Dubai: If you believe the world’s been there and done that – think again.

Rapid digital technology now emerging in the form of automated cars, 3D printing, and computer-driven factory lines is on the verge of impacting vast sections of the global labour force, says an American inventor with an eye on the future.

Speaking at the Knowledge Summit in Dubai on Tuesday, Pablos Holman, Inventor with Intellectual Ventures Laboratory, headquartered in Bellevue, Washington, showed a video of a prototype self-sewing machine that can assemble clothing without human operation. The machine could adversely effect clothing factories across major centres in Asia where cheap labour dominates the textile and fashion production industry, he suggested, when the new self-sewing machines potentially hit the market in a few years.

Holman speculated that the “$2 trillion [Dh7.34 trillion] industry will be disrupted. We will recreate that industry.”

A world of curious fascinating inventions now in play in the lab were presented by Holman in a speaker session with delegates including a laser-guided mosquito killer and a super-cooling thermos to protect vaccines in the field to a new nuclear reactor that extracts left-over uranium from spent nuclear plant rods.
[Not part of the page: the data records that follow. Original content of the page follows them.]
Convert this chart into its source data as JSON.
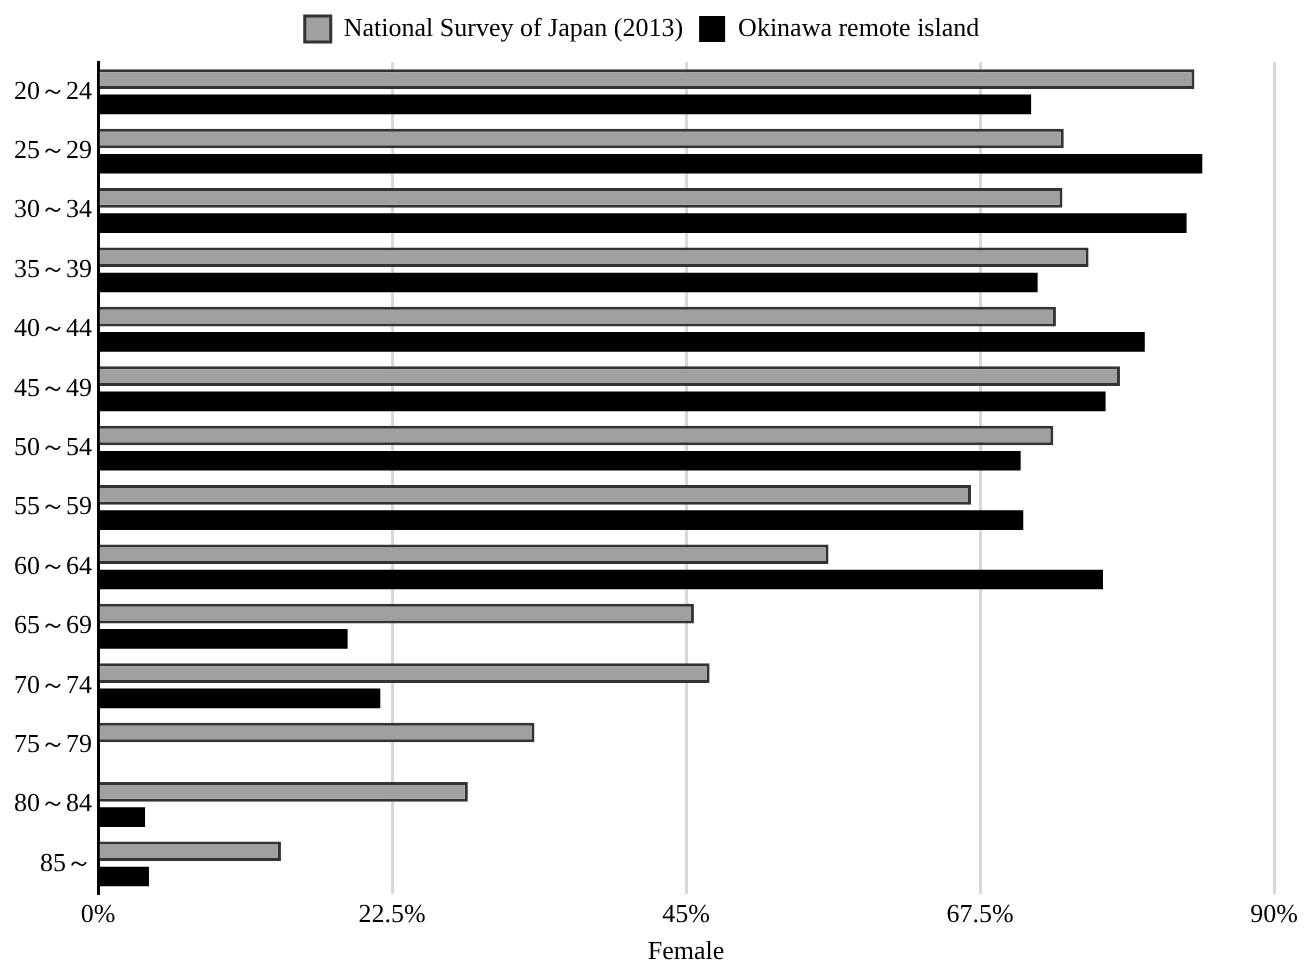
{
  "chart_data": {
    "type": "bar",
    "orientation": "horizontal",
    "xlabel": "Female",
    "categories": [
      "20～24",
      "25～29",
      "30～34",
      "35～39",
      "40～44",
      "45～49",
      "50～54",
      "55～59",
      "60～64",
      "65～69",
      "70～74",
      "75～79",
      "80～84",
      "85～"
    ],
    "series": [
      {
        "name": "National Survey of Japan (2013)",
        "color": "#a0a0a0",
        "values": [
          83.9,
          73.9,
          73.8,
          75.8,
          73.3,
          78.2,
          73.1,
          66.8,
          55.9,
          45.6,
          46.8,
          33.4,
          28.3,
          14.0
        ]
      },
      {
        "name": "Okinawa remote island",
        "color": "#000000",
        "values": [
          71.4,
          84.5,
          83.3,
          71.9,
          80.1,
          77.1,
          70.6,
          70.8,
          76.9,
          19.1,
          21.6,
          null,
          3.6,
          3.9
        ]
      }
    ],
    "xlim": [
      0,
      90
    ],
    "xticks": [
      {
        "value": 0,
        "label": "0%"
      },
      {
        "value": 22.5,
        "label": "22.5%"
      },
      {
        "value": 45,
        "label": "45%"
      },
      {
        "value": 67.5,
        "label": "67.5%"
      },
      {
        "value": 90,
        "label": "90%"
      }
    ],
    "grid": "x",
    "legend": "top"
  }
}
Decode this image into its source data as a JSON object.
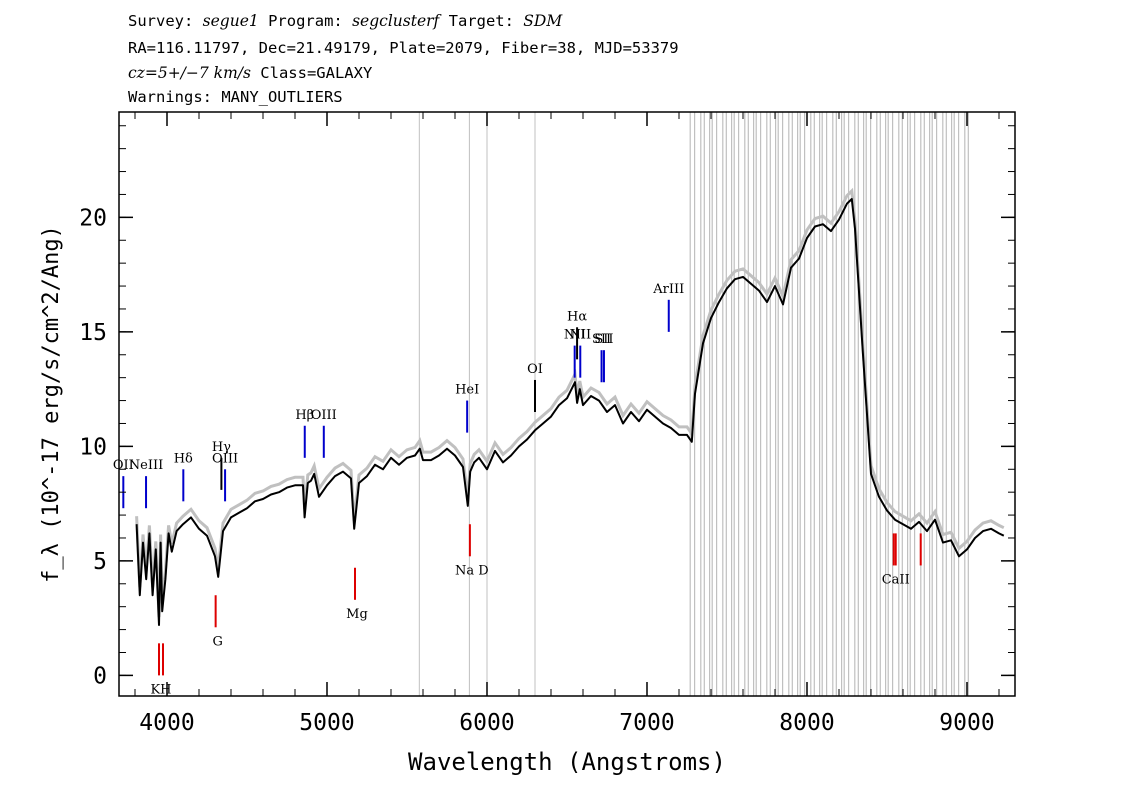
{
  "header": {
    "line1": {
      "survey_label": "Survey:",
      "survey": "segue1",
      "program_label": "Program:",
      "program": "segclusterf",
      "target_label": "Target:",
      "target": "SDM"
    },
    "line2": "RA=116.11797, Dec=21.49179, Plate=2079, Fiber=38, MJD=53379",
    "line3": {
      "cz": "cz=5+/−7 km/s",
      "class": "Class=GALAXY"
    },
    "line4": "Warnings: MANY_OUTLIERS"
  },
  "chart_data": {
    "type": "line",
    "xlabel": "Wavelength (Angstroms)",
    "ylabel": "f_λ (10^-17 erg/s/cm^2/Ang)",
    "xlim": [
      3700,
      9300
    ],
    "ylim": [
      -0.9,
      24.6
    ],
    "x_ticks": [
      4000,
      5000,
      6000,
      7000,
      8000,
      9000
    ],
    "y_ticks": [
      0,
      5,
      10,
      15,
      20
    ],
    "grid": false,
    "series": [
      {
        "color": "#000000",
        "x": [
          3810,
          3830,
          3850,
          3870,
          3890,
          3910,
          3930,
          3950,
          3960,
          3970,
          3990,
          4010,
          4030,
          4060,
          4100,
          4150,
          4200,
          4250,
          4300,
          4320,
          4350,
          4400,
          4450,
          4500,
          4550,
          4600,
          4650,
          4700,
          4750,
          4800,
          4850,
          4860,
          4880,
          4900,
          4920,
          4950,
          5000,
          5050,
          5100,
          5150,
          5170,
          5200,
          5250,
          5300,
          5350,
          5400,
          5450,
          5500,
          5550,
          5580,
          5600,
          5650,
          5700,
          5750,
          5800,
          5850,
          5880,
          5895,
          5920,
          5950,
          6000,
          6050,
          6100,
          6150,
          6200,
          6250,
          6300,
          6350,
          6400,
          6450,
          6500,
          6550,
          6563,
          6580,
          6600,
          6650,
          6700,
          6750,
          6800,
          6850,
          6900,
          6950,
          7000,
          7050,
          7100,
          7150,
          7200,
          7250,
          7280,
          7300,
          7350,
          7400,
          7450,
          7500,
          7550,
          7600,
          7650,
          7700,
          7750,
          7800,
          7850,
          7900,
          7950,
          8000,
          8050,
          8100,
          8150,
          8200,
          8250,
          8280,
          8300,
          8350,
          8400,
          8450,
          8500,
          8550,
          8600,
          8650,
          8700,
          8750,
          8800,
          8850,
          8900,
          8950,
          9000,
          9050,
          9100,
          9150,
          9200,
          9230
        ],
        "y": [
          6.6,
          3.5,
          5.8,
          4.2,
          6.2,
          3.5,
          5.5,
          2.2,
          5.8,
          2.8,
          4.2,
          6.2,
          5.4,
          6.3,
          6.6,
          6.9,
          6.4,
          6.1,
          5.2,
          4.3,
          6.3,
          6.9,
          7.1,
          7.3,
          7.6,
          7.7,
          7.9,
          8.0,
          8.2,
          8.3,
          8.3,
          6.9,
          8.4,
          8.5,
          8.8,
          7.8,
          8.3,
          8.7,
          8.9,
          8.6,
          6.4,
          8.4,
          8.7,
          9.2,
          9.0,
          9.5,
          9.2,
          9.5,
          9.6,
          9.9,
          9.4,
          9.4,
          9.6,
          9.9,
          9.6,
          9.1,
          7.4,
          8.9,
          9.3,
          9.5,
          9.0,
          9.8,
          9.3,
          9.6,
          10.0,
          10.3,
          10.7,
          11.0,
          11.3,
          11.8,
          12.1,
          12.8,
          11.9,
          12.5,
          11.8,
          12.2,
          12.0,
          11.5,
          11.8,
          11.0,
          11.5,
          11.1,
          11.6,
          11.3,
          11.0,
          10.8,
          10.5,
          10.5,
          10.2,
          12.3,
          14.5,
          15.6,
          16.3,
          16.9,
          17.3,
          17.4,
          17.1,
          16.8,
          16.3,
          17.0,
          16.2,
          17.8,
          18.2,
          19.1,
          19.6,
          19.7,
          19.4,
          19.9,
          20.6,
          20.8,
          19.5,
          14.0,
          8.8,
          7.8,
          7.2,
          6.8,
          6.6,
          6.4,
          6.7,
          6.3,
          6.8,
          5.8,
          5.9,
          5.2,
          5.5,
          6.0,
          6.3,
          6.4,
          6.2,
          6.1
        ]
      }
    ],
    "masked_regions": [
      5577,
      5890,
      6000,
      6300
    ],
    "masked_band": [
      7270,
      9030
    ],
    "lines": [
      {
        "label": "KH",
        "wave": 3950,
        "flux": 1.4,
        "color": "#dd0000",
        "dir": "down"
      },
      {
        "label": "G",
        "wave": 4304,
        "flux": 3.5,
        "color": "#dd0000",
        "dir": "down"
      },
      {
        "label": "Mg",
        "wave": 5175,
        "flux": 4.7,
        "color": "#dd0000",
        "dir": "down"
      },
      {
        "label": "Na D",
        "wave": 5893,
        "flux": 6.6,
        "color": "#dd0000",
        "dir": "down"
      },
      {
        "label": "CaII",
        "wave": 8542,
        "flux": 6.2,
        "color": "#dd0000",
        "dir": "down"
      },
      {
        "label": "OII",
        "wave": 3727,
        "flux": 7.3,
        "color": "#0000cc",
        "dir": "up"
      },
      {
        "label": "NeIII",
        "wave": 3869,
        "flux": 7.3,
        "color": "#0000cc",
        "dir": "up"
      },
      {
        "label": "Hδ",
        "wave": 4102,
        "flux": 7.6,
        "color": "#0000cc",
        "dir": "up"
      },
      {
        "label": "Hγ",
        "wave": 4340,
        "flux": 8.1,
        "color": "#000000",
        "dir": "up"
      },
      {
        "label": "OIII",
        "wave": 4363,
        "flux": 7.6,
        "color": "#0000cc",
        "dir": "up"
      },
      {
        "label": "Hβ",
        "wave": 4861,
        "flux": 9.5,
        "color": "#0000cc",
        "dir": "up"
      },
      {
        "label": "OIII",
        "wave": 4980,
        "flux": 9.5,
        "color": "#0000cc",
        "dir": "up"
      },
      {
        "label": "HeI",
        "wave": 5876,
        "flux": 10.6,
        "color": "#0000cc",
        "dir": "up"
      },
      {
        "label": "OI",
        "wave": 6300,
        "flux": 11.5,
        "color": "#000000",
        "dir": "up"
      },
      {
        "label": "NII",
        "wave": 6548,
        "flux": 13.0,
        "color": "#0000cc",
        "dir": "up"
      },
      {
        "label": "Hα",
        "wave": 6563,
        "flux": 13.8,
        "color": "#000000",
        "dir": "up"
      },
      {
        "label": "NII",
        "wave": 6583,
        "flux": 13.0,
        "color": "#0000cc",
        "dir": "up"
      },
      {
        "label": "SII",
        "wave": 6716,
        "flux": 12.8,
        "color": "#0000cc",
        "dir": "up"
      },
      {
        "label": "SII",
        "wave": 6731,
        "flux": 12.8,
        "color": "#0000cc",
        "dir": "up"
      },
      {
        "label": "ArIII",
        "wave": 7136,
        "flux": 15.0,
        "color": "#0000cc",
        "dir": "up"
      }
    ],
    "colors": {
      "flux": "#000000",
      "error": "#c0c0c0",
      "absorption": "#dd0000",
      "emission": "#0000cc"
    }
  }
}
Noting that all new technology is based simply on newly advanced battery packs and super digital computer chips, Holman said his Bill Gates-backed lab filed the largest number of patents yearly in new inventions and has, to date, filed the most patents in history.

Holman works on a five- to 10-year horizon in an attempt to create the next big thing well before anyone else even thinks of it.

Showing a slide of a malaria-infected female mosquito, said it “is the most dangerous animal on earth – it takes a million lives a year.”

Compared to yesteryears when dangerous pesticides were used to kill mosquitoes, Holman said his new machine “shoots down the females with a lethal laser” before they can infect humans with disease.

As for his newly invented nuclear reactor, Holman pointed out that it can extract 99.3 per cent of the remaining uranium from a spent rod.

He said that one US nuclear waste depot contains 700,000 metric tonnes of “depleted uranium left over” and that “with that stockpile, we could power the entire planet for the next 1,000 years. No one has even tried to invent a better nuclear reactor.”